Currently, there is little literature on the reasons for the association between CRF and EF. Research has shown that higher CRF is beneficial to the structure of the brain's white matter, which is responsible for communication between different areas of the brain, thus contributing to the improvement of EF49. The association between CRF and various brain structural changes in humans has indeed been observed. The study shows that higher levels of CRF have been found to be positively correlated with enhanced attentional allocation, cognitive regulation, and increased neural efficiency50, and better relational memory51. This may be related to the effects of CRF on angiogenesis, neurogenesis and neuroplasticity by increasing brain-derived neurotrophic factor52,53,54. The association between CRF and EF may be related to the CRF-mediated association of brain regions associated with attentional control (parietal regions) and stimulus features associated with processing tasks (occipital regions)55. The above study can further better explain and support the close association relationship between CRF and the presence of EF in Chinese adolescents.
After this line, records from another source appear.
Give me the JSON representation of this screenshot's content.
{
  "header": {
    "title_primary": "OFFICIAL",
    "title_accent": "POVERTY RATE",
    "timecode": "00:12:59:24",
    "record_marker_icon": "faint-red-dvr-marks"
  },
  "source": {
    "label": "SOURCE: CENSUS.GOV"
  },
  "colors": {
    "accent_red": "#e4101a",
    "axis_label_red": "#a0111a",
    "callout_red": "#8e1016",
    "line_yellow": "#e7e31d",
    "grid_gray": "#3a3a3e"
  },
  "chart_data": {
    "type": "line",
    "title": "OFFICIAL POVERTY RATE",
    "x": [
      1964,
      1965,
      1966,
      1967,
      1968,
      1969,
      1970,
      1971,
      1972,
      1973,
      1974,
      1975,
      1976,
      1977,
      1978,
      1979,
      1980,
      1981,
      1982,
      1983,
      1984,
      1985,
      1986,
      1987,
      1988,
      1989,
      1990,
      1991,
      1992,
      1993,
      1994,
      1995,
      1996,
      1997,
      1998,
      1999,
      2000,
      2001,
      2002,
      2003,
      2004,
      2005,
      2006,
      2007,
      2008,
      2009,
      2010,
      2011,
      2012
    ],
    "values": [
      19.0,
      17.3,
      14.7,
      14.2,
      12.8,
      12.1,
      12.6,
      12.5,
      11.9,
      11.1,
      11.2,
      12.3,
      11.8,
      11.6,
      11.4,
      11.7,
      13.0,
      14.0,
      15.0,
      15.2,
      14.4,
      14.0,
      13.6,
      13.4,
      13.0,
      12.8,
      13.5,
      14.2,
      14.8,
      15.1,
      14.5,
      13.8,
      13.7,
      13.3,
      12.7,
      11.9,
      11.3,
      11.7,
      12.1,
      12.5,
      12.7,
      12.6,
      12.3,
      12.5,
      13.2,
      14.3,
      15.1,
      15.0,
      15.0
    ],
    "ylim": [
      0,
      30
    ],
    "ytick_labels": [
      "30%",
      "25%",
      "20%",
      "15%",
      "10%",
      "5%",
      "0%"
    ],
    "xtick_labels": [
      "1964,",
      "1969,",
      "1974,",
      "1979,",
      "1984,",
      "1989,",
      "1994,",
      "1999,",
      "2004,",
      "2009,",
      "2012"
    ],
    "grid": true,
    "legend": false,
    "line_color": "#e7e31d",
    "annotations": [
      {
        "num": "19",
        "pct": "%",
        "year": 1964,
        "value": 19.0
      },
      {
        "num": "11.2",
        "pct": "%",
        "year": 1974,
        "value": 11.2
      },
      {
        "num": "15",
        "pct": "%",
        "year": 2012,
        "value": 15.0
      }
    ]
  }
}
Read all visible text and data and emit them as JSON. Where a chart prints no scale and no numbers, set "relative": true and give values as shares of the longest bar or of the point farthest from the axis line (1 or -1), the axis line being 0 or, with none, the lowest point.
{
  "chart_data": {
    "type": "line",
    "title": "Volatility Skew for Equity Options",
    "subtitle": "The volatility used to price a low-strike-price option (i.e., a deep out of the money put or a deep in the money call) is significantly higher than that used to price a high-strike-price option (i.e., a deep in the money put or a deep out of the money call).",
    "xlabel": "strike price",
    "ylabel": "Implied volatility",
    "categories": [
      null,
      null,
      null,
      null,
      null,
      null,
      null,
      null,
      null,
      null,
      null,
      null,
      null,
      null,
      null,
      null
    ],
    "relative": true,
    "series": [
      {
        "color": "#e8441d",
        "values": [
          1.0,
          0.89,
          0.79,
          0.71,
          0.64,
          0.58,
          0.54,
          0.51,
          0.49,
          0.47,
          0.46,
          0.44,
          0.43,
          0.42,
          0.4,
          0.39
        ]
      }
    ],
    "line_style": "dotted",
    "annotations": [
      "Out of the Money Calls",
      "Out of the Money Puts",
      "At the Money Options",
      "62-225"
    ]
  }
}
As far as we know, this study has the following advantages: For the first time, the three functions of inhibit function, refresh memory function and cognitive flexibility of CRF and EF were simultaneously evaluated in China, which provided a basis for better intervention and policy formulation in the future. Secondly, The internationally recognized CRF test method and EF test paradigm for the first time to evaluate Chinese adolescents. The results are more convincing, and it is also convenient for international horizontal comparison in the future. Of course, our findings are exciting, but there are still some limitations to the study. First, our sample size is limited. China is a vast, multi-ethnic country, and both genetic and environmental factors can increase or limit the association between CRF and EF16. In contrast, this study only sampled participants for assessment in Anhui and Xinjiang, and its limited selection of regions for study participants is a limitation of this study. In the future, the investigation area should be further expanded to include more participants to better analyse the association that exists between CRF and EF. Second, this is a cross-sectional study and cannot establish a causal relationship between CRF and EF. Future prospective cohort studies should be conducted to analyse the causal association that exists between CRF and EF in adolescents. In addition, 20mSRT, although an internationally recognized method for testing CRF, is still an indirect assessment of CRF in adolescents, rather than a direct test in a laboratory setting. Therefore, subjects may fail to achieve their maximum aerobic capacity.

Conclusions

We conducted a cross-sectional assessment of CRF and EF in Chinese adolescents. Studies have shown a positive association between CRF and EF, and that adolescents with higher CRF have shorter EF response times, that is, higher EF levels. In the future, measures such as physical fitness intervention and brain training should be adopted, focusing on improving the CRF and EF levels of Chinese adolescents, which may be a practical strategy to improve the physical and mental health of Chinese adolescents.